I was amazed at how simple and fast the process was. Seriously, an investment of 10 minutes at the bank changed my life.
It's funny. With all of the economics courses I took in college, my experience in editing personal finance stories, my personal experience buying, selling and managing real estate, and generally being a well-educated consumer, I had allowed fear and panic to take over. Consolidating these bills all into one loan has given me back my personal power. It's given me a clarity of vision. I don't have to have self doubts any more. They have been a painful illusion, not the truth. I can take care of myself and this was a joyful reminder of that.
I also was reminded that it is OK to let other people help you, even if you just need to have them listen while you consider your options. It's great when they can say "you can do this." It's great when the banker says "That happens sometimes. Let's see what we can do to make it better."

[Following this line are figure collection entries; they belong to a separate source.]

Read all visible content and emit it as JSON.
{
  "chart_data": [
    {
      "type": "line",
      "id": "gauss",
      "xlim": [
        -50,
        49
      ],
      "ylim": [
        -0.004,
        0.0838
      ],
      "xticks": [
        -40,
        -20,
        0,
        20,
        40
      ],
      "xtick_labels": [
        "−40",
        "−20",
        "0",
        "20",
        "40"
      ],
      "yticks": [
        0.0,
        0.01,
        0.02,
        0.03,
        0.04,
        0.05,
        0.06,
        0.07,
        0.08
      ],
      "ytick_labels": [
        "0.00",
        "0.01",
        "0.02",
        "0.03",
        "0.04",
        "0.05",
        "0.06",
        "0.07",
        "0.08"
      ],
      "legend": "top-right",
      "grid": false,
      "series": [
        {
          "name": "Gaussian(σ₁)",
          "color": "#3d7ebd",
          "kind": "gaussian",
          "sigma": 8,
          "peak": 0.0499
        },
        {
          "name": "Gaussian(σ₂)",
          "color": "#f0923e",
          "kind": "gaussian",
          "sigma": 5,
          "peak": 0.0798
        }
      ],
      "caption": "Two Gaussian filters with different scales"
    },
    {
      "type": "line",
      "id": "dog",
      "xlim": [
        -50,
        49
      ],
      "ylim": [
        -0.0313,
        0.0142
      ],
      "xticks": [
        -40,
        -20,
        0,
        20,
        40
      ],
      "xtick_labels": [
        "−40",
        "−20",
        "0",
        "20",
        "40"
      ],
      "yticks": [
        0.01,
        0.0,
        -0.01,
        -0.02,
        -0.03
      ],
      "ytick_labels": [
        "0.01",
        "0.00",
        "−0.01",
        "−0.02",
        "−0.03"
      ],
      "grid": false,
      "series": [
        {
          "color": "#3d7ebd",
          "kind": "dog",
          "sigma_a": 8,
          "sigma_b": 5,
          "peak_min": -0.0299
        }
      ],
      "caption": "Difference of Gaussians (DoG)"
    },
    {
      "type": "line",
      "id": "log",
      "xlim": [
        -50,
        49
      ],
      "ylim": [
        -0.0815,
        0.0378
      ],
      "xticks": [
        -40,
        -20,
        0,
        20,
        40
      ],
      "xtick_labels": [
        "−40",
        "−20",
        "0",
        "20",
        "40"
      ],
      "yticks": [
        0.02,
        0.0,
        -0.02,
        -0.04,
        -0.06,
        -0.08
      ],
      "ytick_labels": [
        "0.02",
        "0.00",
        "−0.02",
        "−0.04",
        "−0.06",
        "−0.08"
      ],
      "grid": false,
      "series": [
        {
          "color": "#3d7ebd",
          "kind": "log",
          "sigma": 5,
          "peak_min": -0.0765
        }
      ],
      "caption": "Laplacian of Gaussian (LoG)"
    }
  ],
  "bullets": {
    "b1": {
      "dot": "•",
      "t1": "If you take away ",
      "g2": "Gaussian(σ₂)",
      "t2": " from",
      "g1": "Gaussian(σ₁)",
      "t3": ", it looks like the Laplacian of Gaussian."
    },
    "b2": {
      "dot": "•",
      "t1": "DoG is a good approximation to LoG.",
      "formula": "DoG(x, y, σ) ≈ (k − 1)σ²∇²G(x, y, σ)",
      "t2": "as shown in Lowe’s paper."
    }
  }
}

This will get me over a very painful hump as I move on down the road to whatever comes next. Changes are coming, probably long overdue. Somehow I let myself get off track over the past few years and I came to believe that I needed to "settle." Who the heck was I kidding? I don't need to settle! No one does! Why did I believe that?
Maybe it doesn't matter why I thought I needed to accept less. The point is, I see more clearly now my own worth and value. I got lost for a little while, but I don't need to believe the lies any more that have been telling me that I'm not worthy of a full life. I have value and I don't need to keep believing that I should be grateful for a life of deprivation. I'm worth more than that. God loves me enough to provide abundantly, and now I'm walking into that promised life.
No, wait. I'm not walking; I'm running.